To experimentally corroborate the possibility of viral retro-integration, we describe evidence that SARS-CoV-2 RNAs can be reverse transcribed in human cells by reverse transcriptase (RT) from LINE-1 elements or by HIV-1 RT, and that these DNA sequences can be integrated into the cell genome and subsequently be transcribed.

Wait. Wut?

[–] 0 pt

This would mean that coronaviruses are able to insert genes into cells like adenoviruses do. I'm skeptical, but nothing is impossible. Another reason for treating C19 patients with ivermectin: Ivermectin blocks the virus from sending proteins into the nucleus to change gene expression. If the nucleus is protected, no RNA can integrate.

[–] 2 pts

ivermectin

Its primary effect is probably by drawing more zinc ions into cell and thus like HCQ deforming the specially fragile SARS-2 coronavirus in one of its odds of creating its longest protein... itself.

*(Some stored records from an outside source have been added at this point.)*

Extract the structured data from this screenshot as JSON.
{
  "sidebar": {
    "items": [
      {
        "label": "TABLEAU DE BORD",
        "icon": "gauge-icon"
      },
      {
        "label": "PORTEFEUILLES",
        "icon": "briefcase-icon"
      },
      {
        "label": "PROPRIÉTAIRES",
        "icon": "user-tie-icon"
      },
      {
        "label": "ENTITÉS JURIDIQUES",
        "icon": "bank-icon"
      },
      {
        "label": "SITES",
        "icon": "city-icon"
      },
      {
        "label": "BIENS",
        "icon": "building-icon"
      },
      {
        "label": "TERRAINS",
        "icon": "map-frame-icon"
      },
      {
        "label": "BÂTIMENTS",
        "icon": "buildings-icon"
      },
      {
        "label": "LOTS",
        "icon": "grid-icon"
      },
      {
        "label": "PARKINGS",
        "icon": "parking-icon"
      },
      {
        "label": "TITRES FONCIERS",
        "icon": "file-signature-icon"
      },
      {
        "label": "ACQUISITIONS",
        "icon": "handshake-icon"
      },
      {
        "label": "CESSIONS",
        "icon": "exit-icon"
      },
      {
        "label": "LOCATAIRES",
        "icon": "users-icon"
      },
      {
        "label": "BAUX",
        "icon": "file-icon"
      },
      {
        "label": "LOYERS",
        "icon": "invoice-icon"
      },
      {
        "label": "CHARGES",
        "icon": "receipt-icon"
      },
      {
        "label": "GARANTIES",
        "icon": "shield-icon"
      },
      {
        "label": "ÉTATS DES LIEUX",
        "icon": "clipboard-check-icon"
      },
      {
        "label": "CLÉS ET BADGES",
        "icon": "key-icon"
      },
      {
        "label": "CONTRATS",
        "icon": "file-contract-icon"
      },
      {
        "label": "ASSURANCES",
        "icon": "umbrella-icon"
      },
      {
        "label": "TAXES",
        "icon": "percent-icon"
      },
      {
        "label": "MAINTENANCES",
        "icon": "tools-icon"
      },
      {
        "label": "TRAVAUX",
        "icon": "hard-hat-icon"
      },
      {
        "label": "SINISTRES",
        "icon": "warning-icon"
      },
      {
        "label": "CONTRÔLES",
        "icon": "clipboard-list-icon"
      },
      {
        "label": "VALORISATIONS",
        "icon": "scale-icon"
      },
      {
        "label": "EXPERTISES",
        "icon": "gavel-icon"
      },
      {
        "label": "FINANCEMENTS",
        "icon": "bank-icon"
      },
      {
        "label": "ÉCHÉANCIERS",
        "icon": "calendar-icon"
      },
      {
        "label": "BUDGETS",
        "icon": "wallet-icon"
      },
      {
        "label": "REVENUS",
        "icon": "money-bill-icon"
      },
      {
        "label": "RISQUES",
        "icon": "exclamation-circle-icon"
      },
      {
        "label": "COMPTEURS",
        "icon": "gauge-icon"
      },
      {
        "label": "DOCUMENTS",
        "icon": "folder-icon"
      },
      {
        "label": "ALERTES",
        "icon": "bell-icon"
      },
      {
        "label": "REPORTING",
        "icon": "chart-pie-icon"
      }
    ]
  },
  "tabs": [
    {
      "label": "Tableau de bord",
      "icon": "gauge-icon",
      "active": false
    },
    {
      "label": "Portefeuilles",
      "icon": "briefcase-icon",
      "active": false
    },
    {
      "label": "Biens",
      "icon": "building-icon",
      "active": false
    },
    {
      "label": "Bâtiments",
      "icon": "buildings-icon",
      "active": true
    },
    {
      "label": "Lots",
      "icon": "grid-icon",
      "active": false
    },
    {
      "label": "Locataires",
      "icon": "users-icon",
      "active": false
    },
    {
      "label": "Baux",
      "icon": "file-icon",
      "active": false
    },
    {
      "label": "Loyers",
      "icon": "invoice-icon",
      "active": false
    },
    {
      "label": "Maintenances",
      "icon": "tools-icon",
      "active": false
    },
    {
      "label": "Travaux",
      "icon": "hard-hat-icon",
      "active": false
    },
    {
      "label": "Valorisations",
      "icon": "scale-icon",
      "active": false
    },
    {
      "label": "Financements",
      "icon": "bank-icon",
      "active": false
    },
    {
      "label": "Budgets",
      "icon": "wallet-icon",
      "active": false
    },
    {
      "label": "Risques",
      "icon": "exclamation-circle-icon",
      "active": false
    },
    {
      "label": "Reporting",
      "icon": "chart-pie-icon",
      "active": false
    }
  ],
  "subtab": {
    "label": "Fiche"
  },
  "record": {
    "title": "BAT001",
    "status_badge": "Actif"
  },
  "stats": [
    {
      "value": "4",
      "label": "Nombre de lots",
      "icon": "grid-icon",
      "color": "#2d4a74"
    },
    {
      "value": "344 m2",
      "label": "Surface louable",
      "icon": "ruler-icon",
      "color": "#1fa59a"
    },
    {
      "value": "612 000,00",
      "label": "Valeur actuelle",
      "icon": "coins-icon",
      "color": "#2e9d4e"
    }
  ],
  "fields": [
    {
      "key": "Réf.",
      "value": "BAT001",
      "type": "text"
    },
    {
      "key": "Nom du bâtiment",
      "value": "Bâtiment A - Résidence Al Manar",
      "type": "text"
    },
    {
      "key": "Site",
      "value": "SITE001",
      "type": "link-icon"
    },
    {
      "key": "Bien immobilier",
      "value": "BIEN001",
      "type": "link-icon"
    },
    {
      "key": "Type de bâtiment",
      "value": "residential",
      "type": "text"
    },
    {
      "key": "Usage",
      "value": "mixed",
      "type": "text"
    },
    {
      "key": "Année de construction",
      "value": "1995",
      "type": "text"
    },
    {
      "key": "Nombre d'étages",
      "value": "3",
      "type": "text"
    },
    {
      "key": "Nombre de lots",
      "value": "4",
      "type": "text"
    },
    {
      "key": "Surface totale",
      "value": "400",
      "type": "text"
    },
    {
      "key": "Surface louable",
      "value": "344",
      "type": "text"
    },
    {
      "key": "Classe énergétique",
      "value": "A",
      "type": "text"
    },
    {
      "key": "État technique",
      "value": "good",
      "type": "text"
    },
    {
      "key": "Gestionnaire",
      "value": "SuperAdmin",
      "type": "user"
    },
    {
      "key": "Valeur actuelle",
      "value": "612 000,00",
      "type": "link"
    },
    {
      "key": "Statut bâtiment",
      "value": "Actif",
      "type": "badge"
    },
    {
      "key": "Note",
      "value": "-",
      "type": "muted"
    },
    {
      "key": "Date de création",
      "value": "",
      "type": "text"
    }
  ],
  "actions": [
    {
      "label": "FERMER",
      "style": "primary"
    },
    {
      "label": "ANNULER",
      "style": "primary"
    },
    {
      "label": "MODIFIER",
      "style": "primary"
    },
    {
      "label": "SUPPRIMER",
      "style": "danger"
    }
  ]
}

But THIS PAPER says Ivermectin is a wonderdrug with THREE , YES THREE effects, one outside cell, one intra-cell, and one , AS YOU STATED, protecting nucleus DNA :

https://www.ncbi.nlm.nih.gov/pmc/articles/PMC8203399/

diagram of 'the RED Xs' from Ivermectin : https://files.catbox.moe/cmsoec.png

It actually lists far more than three mechanisms and mentions "Level 3: Action as an Ionophore" but maliciously does not name zinc by name.

[–] 1 pt

I think that blocking the importer molecules is the by far most important effect of ivermectin because the virus has no chance if it cannot block the gene expression needed to produce the self-defence stuff.

Ivermectin also plays a role in regulating the immune-response, avoiding or dampen the cytokine storm. This is why ivermectin also helps in the ICU, when the virus load is already going down.